Rieke mengungkapkan bahwa regulasi sebenarnya sudah ada melalui Undang-Undang Nomor 23 Tahun 2007. Dalam aturan tersebut, pemerintah telah mengamanatkan pembentukan badan usaha prasarana perkeretaapian.
Namun, implementasinya dinilai belum optimal. Bahkan, masih terjadi tumpang tindih kewenangan antara Direktorat Jenderal Perkeretaapian dan PT KAI (Kereta Api Indonesia) Persero.
Kondisi ini dinilai berpotensi menghambat efektivitas pengelolaan dan keselamatan transportasi kereta api.
Rieke menyatakan dukungannya terhadap langkah Dirut PT KAI dalam melakukan reformasi sistem berbasis data dan transparansi.
“Saya mendukung Dirut KAI, Pak Bobby yang terus mendorong perbaikan berbasis data transparansi, dan kepatuhan regulasi,” ucap Rieke dalam keterangan tertulisnya yang dikutip Holopis.com, Senin (4/5/2026)
Langkah ini dianggap penting untuk memastikan setiap kebijakan dan keputusan didasarkan pada data yang akurat, bukan sekadar asumsi.
Lebih lanjut, Rieke menegaskan bahwa tragedi kecelakaan yang menimbulkan korban jiwa tidak boleh hanya disikapi dengan evaluasi teknis semata.
“Tragedi Bekasi Timur harus jadi momentum pembenahan sistem, bukan sekedar evaluasi teknis.

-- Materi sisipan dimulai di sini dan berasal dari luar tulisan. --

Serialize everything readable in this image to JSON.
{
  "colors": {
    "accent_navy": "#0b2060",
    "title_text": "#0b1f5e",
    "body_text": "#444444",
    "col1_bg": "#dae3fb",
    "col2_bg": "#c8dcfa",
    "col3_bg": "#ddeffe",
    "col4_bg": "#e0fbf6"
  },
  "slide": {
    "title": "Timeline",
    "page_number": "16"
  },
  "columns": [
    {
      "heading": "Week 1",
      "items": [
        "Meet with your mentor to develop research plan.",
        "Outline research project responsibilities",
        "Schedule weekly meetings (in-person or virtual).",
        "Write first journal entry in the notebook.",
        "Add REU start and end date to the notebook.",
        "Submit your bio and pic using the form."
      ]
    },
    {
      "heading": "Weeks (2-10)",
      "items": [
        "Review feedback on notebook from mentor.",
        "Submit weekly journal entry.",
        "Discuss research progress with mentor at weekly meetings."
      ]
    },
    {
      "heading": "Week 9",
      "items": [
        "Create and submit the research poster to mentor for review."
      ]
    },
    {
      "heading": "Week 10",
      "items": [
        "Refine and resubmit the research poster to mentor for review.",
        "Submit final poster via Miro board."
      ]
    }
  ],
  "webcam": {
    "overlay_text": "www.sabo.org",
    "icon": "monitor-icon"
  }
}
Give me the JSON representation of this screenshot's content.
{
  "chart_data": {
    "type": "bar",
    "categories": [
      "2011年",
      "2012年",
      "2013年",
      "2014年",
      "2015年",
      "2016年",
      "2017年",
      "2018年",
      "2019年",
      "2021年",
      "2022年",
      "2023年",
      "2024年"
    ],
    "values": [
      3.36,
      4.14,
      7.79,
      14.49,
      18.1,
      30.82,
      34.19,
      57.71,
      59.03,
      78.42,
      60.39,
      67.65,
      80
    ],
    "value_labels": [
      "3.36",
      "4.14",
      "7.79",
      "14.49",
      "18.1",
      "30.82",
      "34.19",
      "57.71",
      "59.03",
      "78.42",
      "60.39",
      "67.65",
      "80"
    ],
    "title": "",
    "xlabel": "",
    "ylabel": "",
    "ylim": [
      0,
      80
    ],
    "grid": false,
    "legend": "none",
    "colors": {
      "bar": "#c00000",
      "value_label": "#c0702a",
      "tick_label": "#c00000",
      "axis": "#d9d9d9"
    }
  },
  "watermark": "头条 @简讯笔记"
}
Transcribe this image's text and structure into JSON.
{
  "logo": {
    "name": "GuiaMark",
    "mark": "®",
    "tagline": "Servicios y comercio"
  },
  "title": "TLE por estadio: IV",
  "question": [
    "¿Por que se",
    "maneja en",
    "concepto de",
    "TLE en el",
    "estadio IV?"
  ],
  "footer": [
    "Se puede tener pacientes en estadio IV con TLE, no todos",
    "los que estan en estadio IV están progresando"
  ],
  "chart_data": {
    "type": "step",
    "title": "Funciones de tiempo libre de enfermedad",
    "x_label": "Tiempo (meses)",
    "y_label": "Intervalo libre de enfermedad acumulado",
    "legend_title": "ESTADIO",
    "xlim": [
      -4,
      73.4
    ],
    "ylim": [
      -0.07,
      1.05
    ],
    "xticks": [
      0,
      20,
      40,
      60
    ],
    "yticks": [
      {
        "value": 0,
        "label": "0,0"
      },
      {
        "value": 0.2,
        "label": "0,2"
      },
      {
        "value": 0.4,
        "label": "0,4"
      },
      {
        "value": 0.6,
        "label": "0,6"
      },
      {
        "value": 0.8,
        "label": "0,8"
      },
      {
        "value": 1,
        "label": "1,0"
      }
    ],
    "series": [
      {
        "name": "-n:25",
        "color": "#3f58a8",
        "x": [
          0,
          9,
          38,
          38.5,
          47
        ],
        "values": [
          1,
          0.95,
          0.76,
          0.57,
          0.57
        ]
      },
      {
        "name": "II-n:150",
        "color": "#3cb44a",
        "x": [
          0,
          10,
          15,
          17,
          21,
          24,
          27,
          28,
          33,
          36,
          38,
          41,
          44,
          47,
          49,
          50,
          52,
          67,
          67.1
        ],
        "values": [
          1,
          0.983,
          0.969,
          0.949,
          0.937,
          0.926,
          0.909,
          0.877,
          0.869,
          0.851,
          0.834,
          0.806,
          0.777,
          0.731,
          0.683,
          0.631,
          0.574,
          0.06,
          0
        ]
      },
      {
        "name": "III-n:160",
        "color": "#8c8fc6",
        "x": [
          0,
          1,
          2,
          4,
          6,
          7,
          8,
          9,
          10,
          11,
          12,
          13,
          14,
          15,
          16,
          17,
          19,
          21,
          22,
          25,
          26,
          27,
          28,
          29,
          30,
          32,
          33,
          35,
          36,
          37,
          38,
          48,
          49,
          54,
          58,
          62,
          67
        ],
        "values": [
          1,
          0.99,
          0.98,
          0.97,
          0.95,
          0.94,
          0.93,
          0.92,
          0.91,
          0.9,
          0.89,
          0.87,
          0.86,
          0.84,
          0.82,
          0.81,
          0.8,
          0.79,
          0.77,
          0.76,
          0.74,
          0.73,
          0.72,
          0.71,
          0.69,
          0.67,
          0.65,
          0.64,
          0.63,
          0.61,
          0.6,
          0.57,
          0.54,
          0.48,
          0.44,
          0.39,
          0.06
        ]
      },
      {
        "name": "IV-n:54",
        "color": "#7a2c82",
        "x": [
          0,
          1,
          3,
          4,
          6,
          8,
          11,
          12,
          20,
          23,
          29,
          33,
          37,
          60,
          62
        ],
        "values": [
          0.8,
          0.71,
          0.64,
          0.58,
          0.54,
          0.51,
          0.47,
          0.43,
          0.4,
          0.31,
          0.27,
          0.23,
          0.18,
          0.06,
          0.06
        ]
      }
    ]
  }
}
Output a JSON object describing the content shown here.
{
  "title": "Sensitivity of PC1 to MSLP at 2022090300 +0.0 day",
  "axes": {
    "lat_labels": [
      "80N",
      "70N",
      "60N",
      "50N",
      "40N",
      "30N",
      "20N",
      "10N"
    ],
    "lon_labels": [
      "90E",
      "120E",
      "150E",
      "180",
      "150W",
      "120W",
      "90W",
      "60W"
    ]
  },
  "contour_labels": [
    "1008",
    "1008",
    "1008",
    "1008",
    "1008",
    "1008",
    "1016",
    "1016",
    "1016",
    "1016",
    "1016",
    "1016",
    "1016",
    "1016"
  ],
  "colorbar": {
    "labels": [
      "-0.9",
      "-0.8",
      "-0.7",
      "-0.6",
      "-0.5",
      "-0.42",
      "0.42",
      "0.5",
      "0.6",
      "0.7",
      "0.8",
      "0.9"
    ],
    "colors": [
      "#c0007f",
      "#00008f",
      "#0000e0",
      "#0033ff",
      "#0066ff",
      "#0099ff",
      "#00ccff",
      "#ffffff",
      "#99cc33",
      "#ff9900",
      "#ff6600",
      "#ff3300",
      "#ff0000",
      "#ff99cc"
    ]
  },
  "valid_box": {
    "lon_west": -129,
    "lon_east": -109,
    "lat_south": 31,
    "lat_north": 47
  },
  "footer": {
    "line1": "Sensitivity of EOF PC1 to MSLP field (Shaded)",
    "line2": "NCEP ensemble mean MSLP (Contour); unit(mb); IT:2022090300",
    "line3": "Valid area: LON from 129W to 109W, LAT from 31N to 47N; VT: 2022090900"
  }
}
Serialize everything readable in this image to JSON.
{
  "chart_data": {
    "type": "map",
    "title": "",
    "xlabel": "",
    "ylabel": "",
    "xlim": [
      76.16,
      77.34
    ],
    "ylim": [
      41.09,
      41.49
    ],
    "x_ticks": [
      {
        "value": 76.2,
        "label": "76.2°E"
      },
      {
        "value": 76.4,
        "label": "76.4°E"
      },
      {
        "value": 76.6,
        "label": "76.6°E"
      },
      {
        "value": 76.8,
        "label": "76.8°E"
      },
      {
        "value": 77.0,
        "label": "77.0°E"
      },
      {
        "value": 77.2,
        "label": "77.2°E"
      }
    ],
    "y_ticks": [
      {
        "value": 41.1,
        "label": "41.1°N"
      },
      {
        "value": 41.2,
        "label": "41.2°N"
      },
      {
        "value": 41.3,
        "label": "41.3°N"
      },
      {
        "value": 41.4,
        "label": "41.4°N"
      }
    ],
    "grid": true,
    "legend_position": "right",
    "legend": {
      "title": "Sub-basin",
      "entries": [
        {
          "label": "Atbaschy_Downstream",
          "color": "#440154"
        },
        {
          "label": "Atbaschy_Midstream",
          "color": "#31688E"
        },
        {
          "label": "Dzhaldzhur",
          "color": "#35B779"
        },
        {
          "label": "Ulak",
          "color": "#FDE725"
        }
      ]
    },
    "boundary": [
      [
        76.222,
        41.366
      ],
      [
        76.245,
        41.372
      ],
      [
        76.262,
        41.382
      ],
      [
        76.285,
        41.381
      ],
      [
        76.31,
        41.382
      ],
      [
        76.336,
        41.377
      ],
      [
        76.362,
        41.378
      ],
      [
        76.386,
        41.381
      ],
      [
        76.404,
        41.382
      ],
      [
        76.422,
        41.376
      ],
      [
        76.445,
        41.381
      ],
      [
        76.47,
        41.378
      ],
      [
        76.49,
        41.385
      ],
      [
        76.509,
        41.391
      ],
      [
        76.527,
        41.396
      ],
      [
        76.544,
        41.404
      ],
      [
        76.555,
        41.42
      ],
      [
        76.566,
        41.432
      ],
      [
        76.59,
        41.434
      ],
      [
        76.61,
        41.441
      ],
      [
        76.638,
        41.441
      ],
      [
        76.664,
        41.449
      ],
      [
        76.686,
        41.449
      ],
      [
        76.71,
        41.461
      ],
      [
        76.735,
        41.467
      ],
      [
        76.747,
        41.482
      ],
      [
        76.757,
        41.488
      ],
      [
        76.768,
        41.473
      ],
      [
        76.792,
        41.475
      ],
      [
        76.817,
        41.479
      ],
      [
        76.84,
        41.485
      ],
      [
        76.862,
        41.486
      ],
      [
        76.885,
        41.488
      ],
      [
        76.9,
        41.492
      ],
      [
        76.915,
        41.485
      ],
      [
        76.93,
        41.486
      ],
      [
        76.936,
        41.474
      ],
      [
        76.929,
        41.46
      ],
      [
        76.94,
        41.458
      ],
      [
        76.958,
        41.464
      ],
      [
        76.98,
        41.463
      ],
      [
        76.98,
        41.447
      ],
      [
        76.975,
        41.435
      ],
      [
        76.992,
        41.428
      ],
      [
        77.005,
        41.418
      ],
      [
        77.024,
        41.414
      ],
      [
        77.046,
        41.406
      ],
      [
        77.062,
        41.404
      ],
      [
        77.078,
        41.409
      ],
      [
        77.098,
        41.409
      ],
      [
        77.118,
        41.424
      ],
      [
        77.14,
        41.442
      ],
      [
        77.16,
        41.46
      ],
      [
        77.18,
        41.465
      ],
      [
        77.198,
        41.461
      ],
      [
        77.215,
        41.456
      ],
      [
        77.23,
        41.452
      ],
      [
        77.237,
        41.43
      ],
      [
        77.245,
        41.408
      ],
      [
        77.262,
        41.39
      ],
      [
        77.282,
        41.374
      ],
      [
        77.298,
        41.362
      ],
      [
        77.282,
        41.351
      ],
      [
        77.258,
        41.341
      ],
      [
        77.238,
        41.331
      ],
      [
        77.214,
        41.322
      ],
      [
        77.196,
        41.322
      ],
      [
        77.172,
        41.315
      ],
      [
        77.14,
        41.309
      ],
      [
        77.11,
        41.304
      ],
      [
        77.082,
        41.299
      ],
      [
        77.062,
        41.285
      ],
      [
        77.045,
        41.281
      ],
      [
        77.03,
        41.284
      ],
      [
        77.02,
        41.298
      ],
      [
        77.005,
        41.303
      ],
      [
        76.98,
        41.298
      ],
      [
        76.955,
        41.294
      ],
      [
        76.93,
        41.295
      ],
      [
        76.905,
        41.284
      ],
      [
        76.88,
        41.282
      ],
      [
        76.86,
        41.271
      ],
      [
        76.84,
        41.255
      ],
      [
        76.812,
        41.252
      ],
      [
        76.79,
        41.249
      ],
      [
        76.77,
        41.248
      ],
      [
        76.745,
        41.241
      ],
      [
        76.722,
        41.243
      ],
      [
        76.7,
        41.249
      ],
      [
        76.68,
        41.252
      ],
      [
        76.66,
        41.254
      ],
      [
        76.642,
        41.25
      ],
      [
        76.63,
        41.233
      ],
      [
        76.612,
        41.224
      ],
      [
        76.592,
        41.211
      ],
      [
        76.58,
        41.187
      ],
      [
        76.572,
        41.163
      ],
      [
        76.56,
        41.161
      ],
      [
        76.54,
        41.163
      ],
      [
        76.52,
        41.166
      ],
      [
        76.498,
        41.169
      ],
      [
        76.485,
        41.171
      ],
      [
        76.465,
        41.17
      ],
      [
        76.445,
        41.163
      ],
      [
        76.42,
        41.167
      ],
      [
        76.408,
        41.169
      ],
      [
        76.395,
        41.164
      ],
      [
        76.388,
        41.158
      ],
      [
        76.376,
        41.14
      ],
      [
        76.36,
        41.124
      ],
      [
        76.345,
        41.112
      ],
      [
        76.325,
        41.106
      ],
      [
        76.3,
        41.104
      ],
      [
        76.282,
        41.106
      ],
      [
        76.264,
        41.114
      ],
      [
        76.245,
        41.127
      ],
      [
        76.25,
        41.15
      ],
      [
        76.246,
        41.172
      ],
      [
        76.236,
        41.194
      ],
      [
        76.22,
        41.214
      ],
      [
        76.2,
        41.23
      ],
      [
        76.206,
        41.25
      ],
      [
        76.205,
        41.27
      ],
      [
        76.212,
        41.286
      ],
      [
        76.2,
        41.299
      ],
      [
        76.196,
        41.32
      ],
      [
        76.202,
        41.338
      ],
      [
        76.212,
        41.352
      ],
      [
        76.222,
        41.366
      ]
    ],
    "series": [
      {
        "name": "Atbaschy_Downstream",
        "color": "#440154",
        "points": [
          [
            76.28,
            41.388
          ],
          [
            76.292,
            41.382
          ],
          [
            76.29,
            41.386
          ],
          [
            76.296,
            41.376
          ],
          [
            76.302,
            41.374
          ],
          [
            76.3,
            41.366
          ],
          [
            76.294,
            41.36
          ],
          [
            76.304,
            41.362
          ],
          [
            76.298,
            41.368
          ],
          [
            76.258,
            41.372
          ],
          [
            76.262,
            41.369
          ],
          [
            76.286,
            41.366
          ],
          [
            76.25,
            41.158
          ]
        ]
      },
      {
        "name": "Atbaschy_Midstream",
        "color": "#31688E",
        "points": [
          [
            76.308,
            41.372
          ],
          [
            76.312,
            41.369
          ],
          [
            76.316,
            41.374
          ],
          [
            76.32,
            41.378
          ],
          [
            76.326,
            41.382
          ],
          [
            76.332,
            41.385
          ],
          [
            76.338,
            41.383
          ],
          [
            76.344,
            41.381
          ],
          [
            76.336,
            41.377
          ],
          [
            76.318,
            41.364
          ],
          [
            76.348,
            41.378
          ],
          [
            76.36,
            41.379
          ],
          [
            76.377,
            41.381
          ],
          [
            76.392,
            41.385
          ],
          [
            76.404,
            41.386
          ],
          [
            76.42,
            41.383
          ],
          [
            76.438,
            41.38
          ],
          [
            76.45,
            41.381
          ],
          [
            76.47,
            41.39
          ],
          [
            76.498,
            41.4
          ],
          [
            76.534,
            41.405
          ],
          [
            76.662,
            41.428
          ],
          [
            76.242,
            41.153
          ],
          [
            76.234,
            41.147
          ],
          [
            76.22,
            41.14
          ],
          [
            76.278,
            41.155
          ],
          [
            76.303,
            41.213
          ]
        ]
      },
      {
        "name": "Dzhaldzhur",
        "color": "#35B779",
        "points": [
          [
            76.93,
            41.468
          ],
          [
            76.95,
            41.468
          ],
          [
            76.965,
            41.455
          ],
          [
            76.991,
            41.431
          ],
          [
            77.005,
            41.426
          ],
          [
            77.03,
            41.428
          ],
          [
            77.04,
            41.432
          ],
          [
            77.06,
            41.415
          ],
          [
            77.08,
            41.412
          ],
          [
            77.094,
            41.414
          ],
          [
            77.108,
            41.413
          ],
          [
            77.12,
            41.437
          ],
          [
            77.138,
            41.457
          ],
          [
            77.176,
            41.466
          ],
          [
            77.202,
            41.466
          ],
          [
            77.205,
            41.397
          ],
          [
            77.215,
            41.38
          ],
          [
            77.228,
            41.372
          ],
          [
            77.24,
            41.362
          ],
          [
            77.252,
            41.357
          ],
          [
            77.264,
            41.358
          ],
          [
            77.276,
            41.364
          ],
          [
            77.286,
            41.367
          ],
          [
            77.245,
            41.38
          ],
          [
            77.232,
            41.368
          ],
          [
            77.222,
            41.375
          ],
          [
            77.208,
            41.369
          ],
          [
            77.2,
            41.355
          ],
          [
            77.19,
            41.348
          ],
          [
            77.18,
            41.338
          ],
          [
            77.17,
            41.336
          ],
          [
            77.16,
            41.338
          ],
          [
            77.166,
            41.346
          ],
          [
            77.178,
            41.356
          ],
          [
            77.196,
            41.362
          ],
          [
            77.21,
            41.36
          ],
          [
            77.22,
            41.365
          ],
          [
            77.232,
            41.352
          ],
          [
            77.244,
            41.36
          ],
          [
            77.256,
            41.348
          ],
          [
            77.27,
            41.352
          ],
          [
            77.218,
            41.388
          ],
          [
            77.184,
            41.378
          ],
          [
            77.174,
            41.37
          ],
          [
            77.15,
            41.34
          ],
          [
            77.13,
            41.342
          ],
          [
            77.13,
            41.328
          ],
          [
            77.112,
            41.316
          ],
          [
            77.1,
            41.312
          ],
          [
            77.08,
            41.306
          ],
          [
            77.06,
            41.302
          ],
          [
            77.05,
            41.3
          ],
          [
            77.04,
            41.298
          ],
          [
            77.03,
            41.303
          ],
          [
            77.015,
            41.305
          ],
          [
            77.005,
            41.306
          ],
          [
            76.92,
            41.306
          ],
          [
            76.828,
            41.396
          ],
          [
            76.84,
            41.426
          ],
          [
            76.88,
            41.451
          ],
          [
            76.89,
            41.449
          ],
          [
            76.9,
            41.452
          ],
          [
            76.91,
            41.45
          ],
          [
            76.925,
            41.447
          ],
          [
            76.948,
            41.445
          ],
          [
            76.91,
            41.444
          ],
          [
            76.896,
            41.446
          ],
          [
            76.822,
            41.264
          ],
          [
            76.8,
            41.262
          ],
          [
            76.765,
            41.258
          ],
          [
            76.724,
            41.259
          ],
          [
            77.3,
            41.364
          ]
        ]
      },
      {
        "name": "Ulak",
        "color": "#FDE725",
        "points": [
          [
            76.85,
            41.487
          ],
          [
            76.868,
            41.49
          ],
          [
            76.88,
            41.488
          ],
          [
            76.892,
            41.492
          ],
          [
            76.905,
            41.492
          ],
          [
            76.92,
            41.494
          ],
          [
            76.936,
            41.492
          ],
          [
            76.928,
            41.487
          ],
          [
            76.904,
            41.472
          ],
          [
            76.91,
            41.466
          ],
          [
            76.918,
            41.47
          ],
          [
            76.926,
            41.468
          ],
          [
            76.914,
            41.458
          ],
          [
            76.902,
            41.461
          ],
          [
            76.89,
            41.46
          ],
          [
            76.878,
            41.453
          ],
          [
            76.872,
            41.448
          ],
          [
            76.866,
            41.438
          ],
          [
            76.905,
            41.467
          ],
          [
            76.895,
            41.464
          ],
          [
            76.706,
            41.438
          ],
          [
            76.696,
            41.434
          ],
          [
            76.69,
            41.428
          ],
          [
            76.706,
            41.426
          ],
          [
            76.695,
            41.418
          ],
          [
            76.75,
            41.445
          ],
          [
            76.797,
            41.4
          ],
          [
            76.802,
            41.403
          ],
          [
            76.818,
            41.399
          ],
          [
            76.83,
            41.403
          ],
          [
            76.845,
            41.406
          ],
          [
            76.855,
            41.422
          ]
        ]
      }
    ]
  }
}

Percepatan Peraturan Presiden tentang tata kelola prasarana perkeretaapian ini adalah kunci untuk memastikan kejelasan tata kelola dan keselamatan Perkeretaapian nasional Mari kita Kawal bersama,” tutupnya.
Dorongan dari DPR ini diharapkan menjadi pemicu percepatan reformasi di sektor perkeretaapian nasional. Fokus utama bukan hanya pada perbaikan teknis, tetapi juga pembenahan sistem dan regulasi yang lebih jelas.
Dengan tata kelola yang lebih transparan dan berbasis data, keselamatan penumpang diharapkan bisa lebih terjamin di masa depan.